Personal information
- Born: June 21, 1951 (age 75) Coshocton, Ohio, U.S.
- Listed height: 5 ft 11 in (1.80 m)
- Listed weight: 215 lb (98 kg)

Career information
- High school: Sanger Union (Sanger, California)
- College: UCLA
- NFL draft: 1973: 12th round, 290th overall pick

Career history
- New England Patriots (1973–1974);

Awards and highlights
- First-team All-Pac-8 (1972);

Career NFL statistics
- Punts: 100
- Punting yards: 3,738
- Stats at Pro Football Reference

= Bruce Barnes (American football) =

American football player (born 1951)

Bruce Barnes (born June 21, 1951) is a former punter in the National Football League (NFL).

==College career==
Barnes was the primary punter for UCLA Bruins for three seasons.
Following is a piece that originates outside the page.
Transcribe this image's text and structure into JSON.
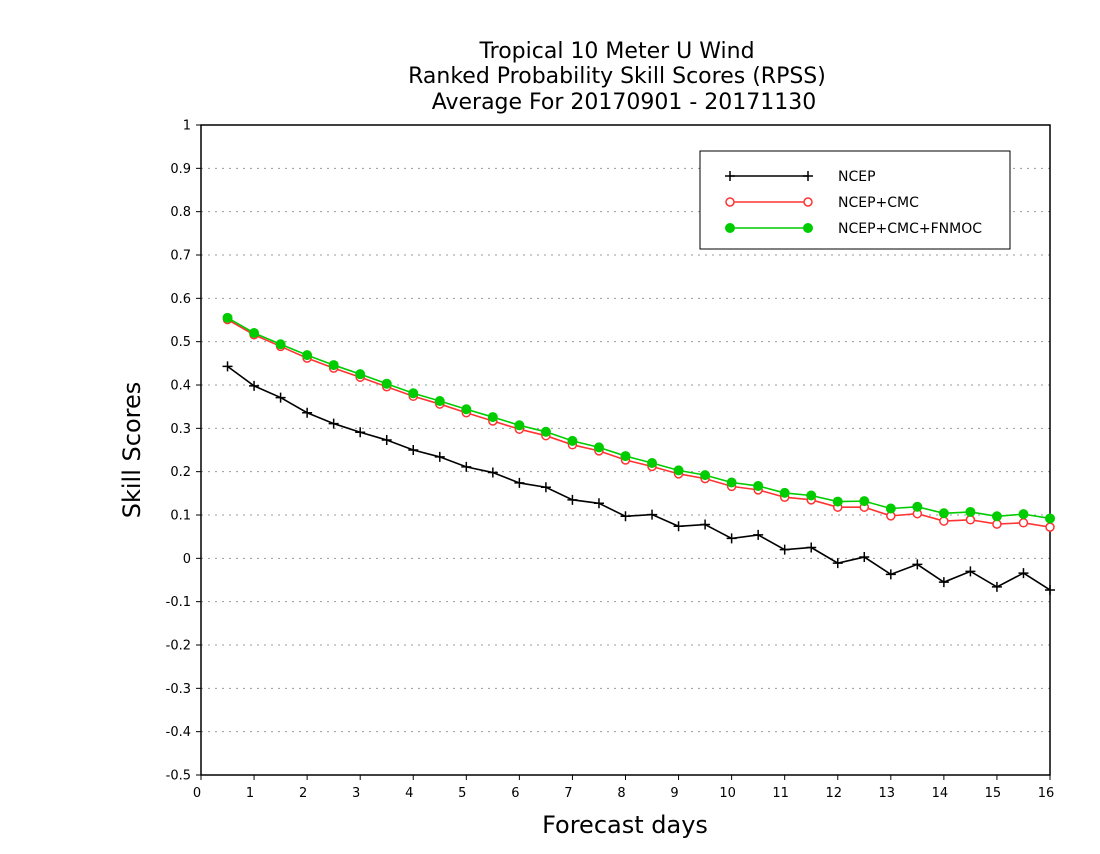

He led the Pacific-8 in punting all three years and was named All-Pacific-8 as a senior.

==Professional career==
Barnes was selected in the 12th round (290th overall) of the 1973 NFL draft by the New England Patriots. As a rookie, Barnes punted 55 times for 2,134 yards (38.8 average). Barnes served as the Patriots' punter for the first nine games of the 1974 season before he was waived in November.

==Personal life==
Barnes is the father of professional golfer Ricky Barnes.